Regulación: El equilibrio que garantiza que el combustible llegue a todos

En el marco del VIII Congreso Regulatorio, organizado por la Autoridad Reguladora de los Servicios Públicos (ARESEP), sobra recordar que las estaciones de servicio son un servicio público regulado, cada vez un consumidor llena el tanque de su vehículo, pocas veces se piensa en todo lo que hay detrás de ese acto tan cotidiano. Sin embargo, el combustible que mueve a Costa Rica no llega por casualidad.

Detrás de cada litro despachado existe una estructura en la que operan las estaciones, compras, almacenamiento, seguridad, control de calidad y distribución, y en todas las etapas entendemos que regulación busca un equilibrio fundamental: garantizar el acceso a un servicio esencial, proteger al consumidor y mantener un mercado ordenado y sostenible..

Un modelo que prioriza a las personas

En Costa Rica, el sistema de combustibles tiene una particularidad: el Estado regula, pero no opera. La Autoridad Reguladora de los Servicios Públicos (ARESEP) define márgenes, controla la calidad y vela por la seguridad ambiental. Detrás de esa regulación hay una filosofía clara: proteger el interés público sin excluir la participación privada.

Así lo explica Mario Mora, Intendente de Energía de ARESEP, quien recuerda que “el suministro de combustibles es un servicio público regulado y las estaciones de servicio son un eslabón importantísimo de esa cadena, porque son la cara ante los usuarios finales. Hoy contamos con más de 420 estaciones en todo el país que brindan un servicio de calidad, apegado a la normativa técnica, para garantizar a los usuarios un combustible de calidad al precio adecuado”.

Gracias a esta estructura, los consumidores tienen la certeza de pagar un precio justo y uniforme en todo el país, mientras los empresarios operan en un marco estable y predecible que da confianza para invertir.

Transparencia y estabilidad para el consumidor

Mientras en otros países de la región la liberalización del mercado ha generado disparidades, aumentos y cierres, el modelo costarricense ha demostrado que la regulación puede ser sinónimo de estabilidad.

A modo de ejemplo, México, Perú o Chile, los precios pueden variar entre regiones o incluso cambiar semana a semana, afectando el bolsillo del consumidor. En contraste, en Costa Rica, las variaciones obedecen a criterios técnicos como los precios internacionales del petróleo y no a decisiones comerciales particulares.

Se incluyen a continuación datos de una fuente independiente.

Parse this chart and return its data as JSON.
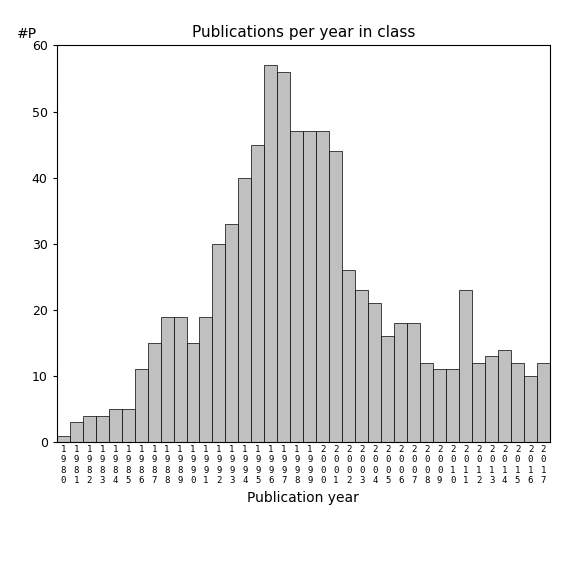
{
  "title": "Publications per year in class",
  "xlabel": "Publication year",
  "ylabel": "#P",
  "bar_color": "#c0c0c0",
  "bar_edgecolor": "#000000",
  "ylim": [
    0,
    60
  ],
  "yticks": [
    0,
    10,
    20,
    30,
    40,
    50,
    60
  ],
  "years": [
    1980,
    1981,
    1982,
    1983,
    1984,
    1985,
    1986,
    1987,
    1988,
    1989,
    1990,
    1991,
    1992,
    1993,
    1994,
    1995,
    1996,
    1997,
    1998,
    1999,
    2000,
    2001,
    2002,
    2003,
    2004,
    2005,
    2006,
    2007,
    2008,
    2009,
    2010,
    2011,
    2012,
    2013,
    2014,
    2015,
    2016,
    2017
  ],
  "values": [
    1,
    3,
    4,
    4,
    5,
    5,
    11,
    15,
    19,
    19,
    15,
    19,
    30,
    33,
    40,
    45,
    57,
    56,
    47,
    47,
    47,
    44,
    26,
    23,
    21,
    16,
    18,
    18,
    12,
    11,
    11,
    23,
    12,
    13,
    14,
    12,
    10,
    12
  ],
  "background_color": "#ffffff"
}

Esa previsibilidad, a menudo poco valorada, garantiza que un conductor en una zona rural pague lo mismo que uno en San José. Es una manera concreta de asegurar equidad territorial y acceso universal.

Competencia sana y servicio con rostro humano

Ser un servicio público regulado no significa eliminar la competencia, sino asegurar que esta sea justa y ordenada. José Miguel Masís, director ejecutivo de la Cámara de Empresarios del Combustible, lo explica así: “La regulación es fundamental para que actividades como esta se desarrollen dentro de los principios de continuidad, seguridad y competencia efectiva. Debe existir una cancha pareja que permita la satisfacción económica que todo operador requiere, pero también un mercado bien ordenado”.

Esa regulación técnica no solo garantiza la calidad del combustible, sino que también protege a quienes hacen posible su distribución: Recope, transportistas y los empresarios que forman parte del sistema energético nacional.

Regulación con propósito

El modelo costarricense de combustibles es, ante todo, un compromiso con las personas. Combina inversión privada, supervisión técnica y responsabilidad ambiental. Y aunque muchos no lo vean, la regulación es el hilo invisible que mantiene unido al sistema: evita abusos, fomenta la equidad y garantiza que el servicio llegue, con calidad y seguridad, a cada rincón del país.

Existen eso si, vacíos de regulación de la que se aprovechan proveedores de combustibles, donde la supervisión es casi inexistente, gente que, bajo figuras autorizadas, almacenan supuestamente para su consumo, pero todos sabemos que muchas veces se convierten en competencia desleal, ahí hay una enorme oportunidad de incidir y regularizar esas prácticas.  

No vemos la regulación como una barrera, sino como una garantía de confianza, estabilidad y futuro, y está en todos nosotros colaborar en el orden del mercado para bien de todos.